Il y a quelque chose de profondément canadien dans cette décision, au sens le plus noble du terme. Non pas le Canada naïf qui croit qu’un chèque de 8 millions peut sauver le monde. Mais le Canada qui refuse de croire que laisser souffrir des gens est une politique étrangère acceptable. C’est un Canada qui dit : nous existons, nous avons des valeurs, et ces valeurs ne sont pas à vendre même quand Washington fait les gros yeux. Ce Canada-là mérite d’être vu.
Ce que cette aide révèle sur les valeurs en jeu
L’aide humanitaire comme boussole morale
Au-delà de la géopolitique, au-delà des calculs diplomatiques, il y a une question fondamentalement éthique au cœur de ce débat : a-t-on le droit de laisser souffrir des populations civiles pour faire plier leurs gouvernements ? La réponse du droit international humanitaire est claire et non ambiguë : non. Le droit international interdit explicitement d’utiliser la famine ou le dénuement des populations civiles comme arme de guerre ou de pression politique. Ces principes, codifiés dans les Conventions de Genève et leurs protocoles additionnels, dans la Charte des Nations Unies, dans des décennies de jurisprudence internationale, constituent un socle minimal de civilisation que la communauté internationale s’est engagée à respecter.
Les sanctions économiques, lorsqu’elles sont conçues de manière à priver délibérément des populations civiles de nourriture, de médicaments et d’énergie, posent un problème juridique et moral sérieux que les défenseurs de l’embargo américain esquivent systématiquement. Il ne s’agit pas d’absoudre le régime cubain de ses responsabilités propres. Il s’agit de reconnaître que, quel que soit le gouvernement en place à La Havane, des millions de personnes n’ayant aucun contrôle sur ce gouvernement n’ont pas à en être les otages. C’est cette ligne morale que le Canada, avec ses 8 millions de dollars, choisit de ne pas franchir. Et c’est cette ligne que l’administration Trump franchit allègrement, au nom d’une lutte pour la liberté dont les Cubains ordinaires ne voient pas la couleur.

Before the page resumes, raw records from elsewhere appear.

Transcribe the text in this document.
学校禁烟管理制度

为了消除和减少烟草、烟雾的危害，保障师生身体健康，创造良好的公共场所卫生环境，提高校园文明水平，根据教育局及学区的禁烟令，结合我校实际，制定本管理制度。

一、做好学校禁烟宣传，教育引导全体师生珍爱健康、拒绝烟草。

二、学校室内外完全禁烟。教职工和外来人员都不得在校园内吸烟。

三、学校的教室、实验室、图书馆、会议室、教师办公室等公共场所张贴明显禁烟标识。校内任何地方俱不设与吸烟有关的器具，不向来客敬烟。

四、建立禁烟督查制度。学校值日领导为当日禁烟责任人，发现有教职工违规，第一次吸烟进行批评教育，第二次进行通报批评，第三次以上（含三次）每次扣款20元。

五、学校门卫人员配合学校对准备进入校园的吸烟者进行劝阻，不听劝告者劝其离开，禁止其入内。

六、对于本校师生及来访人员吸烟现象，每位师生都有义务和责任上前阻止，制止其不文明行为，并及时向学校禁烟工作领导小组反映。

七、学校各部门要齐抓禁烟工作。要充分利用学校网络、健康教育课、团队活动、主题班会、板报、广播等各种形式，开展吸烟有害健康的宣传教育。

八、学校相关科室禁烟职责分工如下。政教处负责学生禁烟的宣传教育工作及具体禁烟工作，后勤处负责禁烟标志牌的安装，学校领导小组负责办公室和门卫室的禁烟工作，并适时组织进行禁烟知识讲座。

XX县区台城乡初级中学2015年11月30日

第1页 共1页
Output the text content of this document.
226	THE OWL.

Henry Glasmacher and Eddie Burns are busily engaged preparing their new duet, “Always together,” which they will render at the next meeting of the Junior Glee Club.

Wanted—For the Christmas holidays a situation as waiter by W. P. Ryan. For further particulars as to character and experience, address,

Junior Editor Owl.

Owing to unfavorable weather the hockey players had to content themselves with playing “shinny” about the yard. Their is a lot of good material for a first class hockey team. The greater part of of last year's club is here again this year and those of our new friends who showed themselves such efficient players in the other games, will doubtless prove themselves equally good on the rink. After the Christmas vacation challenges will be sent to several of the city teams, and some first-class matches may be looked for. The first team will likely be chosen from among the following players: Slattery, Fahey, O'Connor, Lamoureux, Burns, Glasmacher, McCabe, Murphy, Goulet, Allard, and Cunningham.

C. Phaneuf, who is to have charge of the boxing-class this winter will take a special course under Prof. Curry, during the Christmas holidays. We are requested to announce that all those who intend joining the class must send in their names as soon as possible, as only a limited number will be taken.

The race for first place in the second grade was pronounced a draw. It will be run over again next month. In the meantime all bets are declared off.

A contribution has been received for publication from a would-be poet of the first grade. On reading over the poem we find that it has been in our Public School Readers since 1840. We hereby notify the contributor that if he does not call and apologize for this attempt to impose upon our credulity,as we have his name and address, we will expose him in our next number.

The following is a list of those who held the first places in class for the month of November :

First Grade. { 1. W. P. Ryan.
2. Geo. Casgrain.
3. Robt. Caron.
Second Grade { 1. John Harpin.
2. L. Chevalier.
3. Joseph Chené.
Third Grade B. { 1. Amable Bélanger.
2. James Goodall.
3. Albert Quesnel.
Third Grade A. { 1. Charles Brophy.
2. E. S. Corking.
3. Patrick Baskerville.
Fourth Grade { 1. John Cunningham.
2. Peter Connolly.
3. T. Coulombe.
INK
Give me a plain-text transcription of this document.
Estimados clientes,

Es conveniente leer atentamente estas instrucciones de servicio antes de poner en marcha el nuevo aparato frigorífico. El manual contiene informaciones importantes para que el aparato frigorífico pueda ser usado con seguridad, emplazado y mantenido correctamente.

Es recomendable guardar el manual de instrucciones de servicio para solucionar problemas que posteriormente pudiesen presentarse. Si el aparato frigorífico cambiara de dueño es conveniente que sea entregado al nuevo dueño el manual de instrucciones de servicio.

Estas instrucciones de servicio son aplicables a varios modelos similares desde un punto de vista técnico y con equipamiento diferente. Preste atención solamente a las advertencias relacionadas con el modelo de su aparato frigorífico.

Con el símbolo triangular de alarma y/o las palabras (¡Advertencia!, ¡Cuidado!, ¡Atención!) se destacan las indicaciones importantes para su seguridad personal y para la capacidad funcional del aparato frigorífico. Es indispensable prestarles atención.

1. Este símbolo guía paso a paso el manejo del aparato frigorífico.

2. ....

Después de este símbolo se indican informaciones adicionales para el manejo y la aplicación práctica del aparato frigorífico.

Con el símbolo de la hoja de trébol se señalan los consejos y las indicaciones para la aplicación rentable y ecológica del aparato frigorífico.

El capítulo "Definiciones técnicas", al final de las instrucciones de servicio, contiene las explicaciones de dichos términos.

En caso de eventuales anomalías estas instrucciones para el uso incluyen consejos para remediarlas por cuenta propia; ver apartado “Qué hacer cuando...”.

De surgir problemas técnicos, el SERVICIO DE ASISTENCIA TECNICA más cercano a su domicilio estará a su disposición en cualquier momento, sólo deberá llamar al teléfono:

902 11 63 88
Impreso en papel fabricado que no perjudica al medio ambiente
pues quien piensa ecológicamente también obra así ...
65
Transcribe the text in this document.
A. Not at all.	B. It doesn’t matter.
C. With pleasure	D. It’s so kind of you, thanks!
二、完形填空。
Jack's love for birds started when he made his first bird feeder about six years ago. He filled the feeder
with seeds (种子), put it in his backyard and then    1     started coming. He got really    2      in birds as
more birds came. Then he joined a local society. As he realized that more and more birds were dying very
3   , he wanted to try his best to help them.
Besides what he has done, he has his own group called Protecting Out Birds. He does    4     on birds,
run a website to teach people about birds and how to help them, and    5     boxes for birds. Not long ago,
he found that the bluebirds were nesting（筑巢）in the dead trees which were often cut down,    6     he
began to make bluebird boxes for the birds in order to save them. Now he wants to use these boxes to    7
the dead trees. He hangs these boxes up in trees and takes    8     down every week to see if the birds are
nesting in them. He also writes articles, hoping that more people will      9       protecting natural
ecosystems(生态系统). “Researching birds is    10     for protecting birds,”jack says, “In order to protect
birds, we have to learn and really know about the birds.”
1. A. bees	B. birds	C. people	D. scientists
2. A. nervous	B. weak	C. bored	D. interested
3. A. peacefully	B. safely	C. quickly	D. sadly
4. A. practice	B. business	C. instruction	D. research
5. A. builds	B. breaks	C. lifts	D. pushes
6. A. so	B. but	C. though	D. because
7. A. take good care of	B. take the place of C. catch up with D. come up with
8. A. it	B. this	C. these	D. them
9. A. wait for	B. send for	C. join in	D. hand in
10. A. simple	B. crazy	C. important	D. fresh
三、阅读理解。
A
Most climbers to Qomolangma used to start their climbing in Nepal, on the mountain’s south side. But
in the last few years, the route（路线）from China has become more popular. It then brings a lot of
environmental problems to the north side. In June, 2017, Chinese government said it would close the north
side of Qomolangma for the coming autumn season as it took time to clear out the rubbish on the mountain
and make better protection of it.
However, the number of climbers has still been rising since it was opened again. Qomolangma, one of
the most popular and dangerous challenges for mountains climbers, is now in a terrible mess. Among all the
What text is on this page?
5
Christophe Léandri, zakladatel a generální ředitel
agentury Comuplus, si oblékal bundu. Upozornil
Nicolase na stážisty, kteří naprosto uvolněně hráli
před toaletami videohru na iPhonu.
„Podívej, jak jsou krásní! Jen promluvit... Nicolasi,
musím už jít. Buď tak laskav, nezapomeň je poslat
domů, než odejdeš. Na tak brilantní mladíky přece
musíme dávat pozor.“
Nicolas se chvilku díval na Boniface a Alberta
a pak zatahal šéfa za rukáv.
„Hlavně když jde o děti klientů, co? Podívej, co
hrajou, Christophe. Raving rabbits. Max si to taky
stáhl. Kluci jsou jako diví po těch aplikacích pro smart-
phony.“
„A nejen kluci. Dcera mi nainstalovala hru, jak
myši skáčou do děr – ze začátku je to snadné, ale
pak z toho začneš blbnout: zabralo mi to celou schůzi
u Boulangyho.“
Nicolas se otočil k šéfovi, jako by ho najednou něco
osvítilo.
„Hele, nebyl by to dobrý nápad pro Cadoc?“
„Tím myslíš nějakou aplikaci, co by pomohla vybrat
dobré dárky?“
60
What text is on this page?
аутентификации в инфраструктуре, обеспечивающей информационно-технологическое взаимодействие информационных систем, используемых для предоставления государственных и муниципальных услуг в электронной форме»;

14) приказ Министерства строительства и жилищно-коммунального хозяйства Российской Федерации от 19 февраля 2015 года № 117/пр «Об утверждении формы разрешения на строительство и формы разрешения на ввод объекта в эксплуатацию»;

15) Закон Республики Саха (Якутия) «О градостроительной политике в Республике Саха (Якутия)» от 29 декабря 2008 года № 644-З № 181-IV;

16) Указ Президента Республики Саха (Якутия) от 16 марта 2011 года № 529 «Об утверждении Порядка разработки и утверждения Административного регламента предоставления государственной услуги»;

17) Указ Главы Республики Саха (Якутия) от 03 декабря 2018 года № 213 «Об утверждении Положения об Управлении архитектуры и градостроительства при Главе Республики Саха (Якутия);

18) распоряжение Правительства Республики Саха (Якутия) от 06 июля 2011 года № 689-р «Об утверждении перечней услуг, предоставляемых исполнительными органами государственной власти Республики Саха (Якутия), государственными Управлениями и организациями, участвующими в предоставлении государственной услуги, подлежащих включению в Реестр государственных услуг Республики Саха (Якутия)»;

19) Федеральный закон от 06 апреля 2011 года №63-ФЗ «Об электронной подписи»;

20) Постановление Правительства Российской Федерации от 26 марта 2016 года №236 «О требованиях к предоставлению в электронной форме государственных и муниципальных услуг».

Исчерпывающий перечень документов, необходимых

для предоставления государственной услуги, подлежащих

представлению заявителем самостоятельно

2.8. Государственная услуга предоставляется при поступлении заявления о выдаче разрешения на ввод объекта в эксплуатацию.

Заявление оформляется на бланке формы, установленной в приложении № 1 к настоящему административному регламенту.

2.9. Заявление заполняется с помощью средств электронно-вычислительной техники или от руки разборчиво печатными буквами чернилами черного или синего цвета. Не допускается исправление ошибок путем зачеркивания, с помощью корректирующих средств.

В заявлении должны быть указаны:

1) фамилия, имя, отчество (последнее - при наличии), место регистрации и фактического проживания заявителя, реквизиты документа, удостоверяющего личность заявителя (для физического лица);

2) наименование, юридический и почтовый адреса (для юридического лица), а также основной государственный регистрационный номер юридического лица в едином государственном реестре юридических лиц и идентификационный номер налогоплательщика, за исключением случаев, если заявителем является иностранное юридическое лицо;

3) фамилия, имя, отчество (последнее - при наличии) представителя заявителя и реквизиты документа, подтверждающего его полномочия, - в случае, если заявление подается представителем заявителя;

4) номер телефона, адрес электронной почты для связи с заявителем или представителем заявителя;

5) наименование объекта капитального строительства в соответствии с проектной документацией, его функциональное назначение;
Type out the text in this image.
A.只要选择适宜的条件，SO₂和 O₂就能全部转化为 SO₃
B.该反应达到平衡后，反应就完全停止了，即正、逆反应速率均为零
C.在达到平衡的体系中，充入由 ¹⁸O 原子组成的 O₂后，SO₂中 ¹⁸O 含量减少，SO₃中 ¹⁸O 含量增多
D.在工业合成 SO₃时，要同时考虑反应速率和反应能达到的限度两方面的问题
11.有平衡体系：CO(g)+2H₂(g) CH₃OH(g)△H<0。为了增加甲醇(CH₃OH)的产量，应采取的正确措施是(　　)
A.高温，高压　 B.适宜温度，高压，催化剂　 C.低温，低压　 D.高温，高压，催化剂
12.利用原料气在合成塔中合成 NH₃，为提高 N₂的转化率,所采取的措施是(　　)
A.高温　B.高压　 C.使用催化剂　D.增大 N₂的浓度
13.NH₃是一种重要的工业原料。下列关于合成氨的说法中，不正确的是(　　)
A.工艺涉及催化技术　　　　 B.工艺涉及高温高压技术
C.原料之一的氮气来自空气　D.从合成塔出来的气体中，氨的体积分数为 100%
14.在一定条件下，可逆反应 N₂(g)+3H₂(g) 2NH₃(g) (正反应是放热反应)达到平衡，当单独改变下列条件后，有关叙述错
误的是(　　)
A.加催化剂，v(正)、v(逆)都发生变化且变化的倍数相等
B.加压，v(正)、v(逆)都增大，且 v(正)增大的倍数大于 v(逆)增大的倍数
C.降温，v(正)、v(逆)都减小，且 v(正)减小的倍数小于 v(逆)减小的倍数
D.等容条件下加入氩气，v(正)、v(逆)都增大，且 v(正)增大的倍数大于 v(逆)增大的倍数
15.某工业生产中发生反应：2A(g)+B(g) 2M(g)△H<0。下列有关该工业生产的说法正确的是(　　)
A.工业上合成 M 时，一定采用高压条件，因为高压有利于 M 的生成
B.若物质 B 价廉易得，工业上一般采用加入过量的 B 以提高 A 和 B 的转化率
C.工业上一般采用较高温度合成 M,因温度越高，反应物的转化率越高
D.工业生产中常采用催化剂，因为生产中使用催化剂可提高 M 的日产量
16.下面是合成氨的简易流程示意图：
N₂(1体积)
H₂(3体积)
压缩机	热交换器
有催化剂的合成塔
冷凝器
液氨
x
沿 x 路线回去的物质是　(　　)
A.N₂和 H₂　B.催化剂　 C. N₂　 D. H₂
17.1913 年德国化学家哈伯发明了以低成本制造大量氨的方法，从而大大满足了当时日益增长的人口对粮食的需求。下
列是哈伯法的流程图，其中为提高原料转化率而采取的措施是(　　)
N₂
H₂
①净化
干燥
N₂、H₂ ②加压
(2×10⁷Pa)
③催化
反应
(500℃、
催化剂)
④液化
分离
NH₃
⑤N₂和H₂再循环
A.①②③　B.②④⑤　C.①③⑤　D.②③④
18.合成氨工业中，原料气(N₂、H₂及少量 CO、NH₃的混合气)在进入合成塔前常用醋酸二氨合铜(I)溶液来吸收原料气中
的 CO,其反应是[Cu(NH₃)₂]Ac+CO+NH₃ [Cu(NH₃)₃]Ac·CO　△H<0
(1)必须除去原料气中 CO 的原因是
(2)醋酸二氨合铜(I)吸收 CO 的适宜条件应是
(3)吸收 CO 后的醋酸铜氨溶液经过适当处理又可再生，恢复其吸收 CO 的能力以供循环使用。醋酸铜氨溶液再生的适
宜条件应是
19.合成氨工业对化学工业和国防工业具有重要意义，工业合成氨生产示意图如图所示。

L’argent des contribuables canadiens et la question de l’efficacité
Une question légitime mérite d’être posée : l’aide humanitaire à Cuba est-elle efficace ? Est-elle correctement ciblée ? Atteint-elle vraiment les populations dans le besoin, ou est-elle en partie captée ou détournée par les structures de l’État cubain ? Ces questions sont sérieuses et méritent des réponses sérieuses. Les organisations humanitaires qui opèrent à Cuba — parmi lesquelles des agences onusiennes comme le Programme alimentaire mondial, des ONG internationales reconnues, des organisations confessionnelles avec une longue présence sur le terrain — ont développé des mécanismes de distribution directe qui contournent autant que possible les structures étatiques. L’aide canadienne, acheminée via ces canaux établis et auditables, bénéficie de décennies d’expérience opérationnelle dans un environnement difficile. Rien n’est parfait. Mais l’alternative — ne rien faire au motif que l’acheminement est imparfait — est une capitulation morale habillée en prudence budgétaire.
Les contribuables canadiens ont le droit de savoir comment leur argent est dépensé. C’est une exigence légitime de transparence démocratique. Mais exiger la preuve d’efficacité absolue avant d’aider des gens qui souffrent, c’est se donner une excuse pour ne jamais aider personne. L’aide humanitaire ne sera jamais parfaite dans un environnement politique hostile. Elle sera toujours imparfaite, partiellement détournée, insuffisante. Et elle reste nécessaire. Comme le sont toutes les choses imparfaites qui se battent contre l’inacceptable.
Les droits humains à Cuba : une réalité qu'on ne peut pas ignorer
La répression des voix dissidentes
Aider Cuba sur le plan humanitaire ne signifie pas garder le silence sur les violations des droits humains documentées par des organisations comme Amnistie Internationale, Human Rights Watch ou le Comité pour la protection des journalistes. Le régime cubain emprisonne ses opposants. Les manifestants du 11 juillet 2021 — des milliers de Cubains descendus spontanément dans les rues pour crier leur ras-le-bol — ont été arrêtés en masse, jugés dans des procédures expéditives, et condamnés à des peines allant de plusieurs mois à plus de 20 ans de prison pour certains. Des artistes, des journalistes, des blogueurs, des militants des droits civiques croupissent dans les geôles cubaines. Ces réalités existent. Elles doivent être dénoncées. Et elles coexistent avec la réalité d’une population civile en détresse qui a besoin d’aide pour survivre.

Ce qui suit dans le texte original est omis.